The heretic who asks for oaths, Adoulla thought bitterly, and saw his wry expression reflected on his friends’ faces as they each said “I swear it before Almighty God.” All except Raseed, whose face may as well have been carved from marble for all that it revealed. He knows, as I do, that this Orshado will show himself, and that it is his holy duty to help me stop such a man. And no doubt another part of him wishes to watch over the tribeswoman.

The boy said nothing. Adoulla cleared his throat. Mother Midnight, who’d been busy stuffing the guardsman’s split-skulled corpse into an oven, tapped her foot and said, “We haven’t time for this, Pharaad.”

Adoulla gripped the dervish’s elbow and squeezed. He saw Raseed’s gaze dart once in Zamia’s direction before the boy whispered, “I swear it before Almighty God.”

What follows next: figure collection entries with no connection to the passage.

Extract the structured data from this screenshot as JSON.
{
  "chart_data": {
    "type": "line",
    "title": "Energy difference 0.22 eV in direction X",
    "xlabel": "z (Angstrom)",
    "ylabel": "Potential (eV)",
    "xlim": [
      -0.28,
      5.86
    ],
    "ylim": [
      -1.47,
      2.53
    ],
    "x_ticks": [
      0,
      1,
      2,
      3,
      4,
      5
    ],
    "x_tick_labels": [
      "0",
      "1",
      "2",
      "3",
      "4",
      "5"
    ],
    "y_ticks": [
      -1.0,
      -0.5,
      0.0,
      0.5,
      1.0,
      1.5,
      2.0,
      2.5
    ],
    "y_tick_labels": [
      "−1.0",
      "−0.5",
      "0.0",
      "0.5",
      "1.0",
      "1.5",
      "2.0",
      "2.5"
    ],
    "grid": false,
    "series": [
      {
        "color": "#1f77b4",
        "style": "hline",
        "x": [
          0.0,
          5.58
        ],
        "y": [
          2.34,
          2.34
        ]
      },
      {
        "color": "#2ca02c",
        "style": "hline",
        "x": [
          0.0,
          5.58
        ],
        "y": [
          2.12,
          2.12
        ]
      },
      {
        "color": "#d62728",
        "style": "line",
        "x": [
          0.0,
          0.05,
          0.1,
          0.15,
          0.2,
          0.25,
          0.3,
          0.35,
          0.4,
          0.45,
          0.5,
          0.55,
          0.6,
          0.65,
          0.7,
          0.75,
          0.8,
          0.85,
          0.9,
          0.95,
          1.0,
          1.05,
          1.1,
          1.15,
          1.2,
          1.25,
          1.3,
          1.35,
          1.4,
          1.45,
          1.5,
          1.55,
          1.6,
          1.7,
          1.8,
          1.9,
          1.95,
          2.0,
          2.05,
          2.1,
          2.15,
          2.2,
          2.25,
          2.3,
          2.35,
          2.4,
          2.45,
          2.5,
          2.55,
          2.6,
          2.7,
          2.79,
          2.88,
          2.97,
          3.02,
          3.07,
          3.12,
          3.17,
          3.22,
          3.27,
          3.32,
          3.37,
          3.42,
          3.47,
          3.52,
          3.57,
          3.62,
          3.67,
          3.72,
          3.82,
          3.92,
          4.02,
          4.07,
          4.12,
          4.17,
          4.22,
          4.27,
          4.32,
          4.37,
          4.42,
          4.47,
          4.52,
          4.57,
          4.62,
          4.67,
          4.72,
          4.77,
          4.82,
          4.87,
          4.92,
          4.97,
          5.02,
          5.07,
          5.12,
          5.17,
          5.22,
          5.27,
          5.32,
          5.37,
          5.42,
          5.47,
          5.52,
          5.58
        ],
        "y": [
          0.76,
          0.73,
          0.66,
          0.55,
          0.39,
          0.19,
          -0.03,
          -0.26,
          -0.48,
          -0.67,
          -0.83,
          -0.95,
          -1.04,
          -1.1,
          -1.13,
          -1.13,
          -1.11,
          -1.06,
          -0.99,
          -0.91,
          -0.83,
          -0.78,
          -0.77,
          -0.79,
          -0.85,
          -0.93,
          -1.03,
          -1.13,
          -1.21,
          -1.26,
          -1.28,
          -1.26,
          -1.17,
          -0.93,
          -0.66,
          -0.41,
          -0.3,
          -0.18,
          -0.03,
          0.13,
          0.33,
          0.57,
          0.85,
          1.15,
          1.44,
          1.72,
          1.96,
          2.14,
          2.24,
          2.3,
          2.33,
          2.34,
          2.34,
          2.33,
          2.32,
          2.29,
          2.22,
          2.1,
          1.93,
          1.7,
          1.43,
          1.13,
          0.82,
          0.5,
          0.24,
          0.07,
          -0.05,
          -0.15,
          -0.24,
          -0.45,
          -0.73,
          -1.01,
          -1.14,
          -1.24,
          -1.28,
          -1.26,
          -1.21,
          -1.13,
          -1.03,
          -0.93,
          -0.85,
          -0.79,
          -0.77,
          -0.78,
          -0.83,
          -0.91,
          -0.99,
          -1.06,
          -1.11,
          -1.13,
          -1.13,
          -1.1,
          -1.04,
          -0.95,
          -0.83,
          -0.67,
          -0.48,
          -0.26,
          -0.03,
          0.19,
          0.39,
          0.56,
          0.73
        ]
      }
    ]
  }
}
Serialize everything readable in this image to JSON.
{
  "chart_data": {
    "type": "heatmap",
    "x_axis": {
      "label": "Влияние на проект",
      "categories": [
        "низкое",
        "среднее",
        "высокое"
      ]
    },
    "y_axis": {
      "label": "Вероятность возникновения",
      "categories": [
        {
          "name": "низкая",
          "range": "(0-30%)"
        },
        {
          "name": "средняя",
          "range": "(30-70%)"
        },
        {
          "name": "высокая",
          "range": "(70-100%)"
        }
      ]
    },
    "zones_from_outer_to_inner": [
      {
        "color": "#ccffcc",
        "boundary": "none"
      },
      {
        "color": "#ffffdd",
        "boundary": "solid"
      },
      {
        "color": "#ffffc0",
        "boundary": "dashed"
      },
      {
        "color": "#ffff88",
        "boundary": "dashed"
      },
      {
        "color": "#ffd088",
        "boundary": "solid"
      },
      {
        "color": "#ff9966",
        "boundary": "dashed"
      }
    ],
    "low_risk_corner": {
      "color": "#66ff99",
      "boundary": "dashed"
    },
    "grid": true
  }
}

Following the master thief, they moved from the kitchen into a room with intricately engraved white walls. The light scent of pleasant perfumes—more subtle than incense and no doubt disbursed by wafting-spells—filled the space. An ebonwood door in the opposite wall was the only dark mark in the room. Before Adoulla could begin to think about what a monumental moment he was partaking in, the Prince and a knot of his men had crossed the room and slit the throats of two guardsmen. The Prince kicked in the big doors with a seemingly impossible strength and flew into the far room. There was nothing Adoulla and his friends could do now but follow.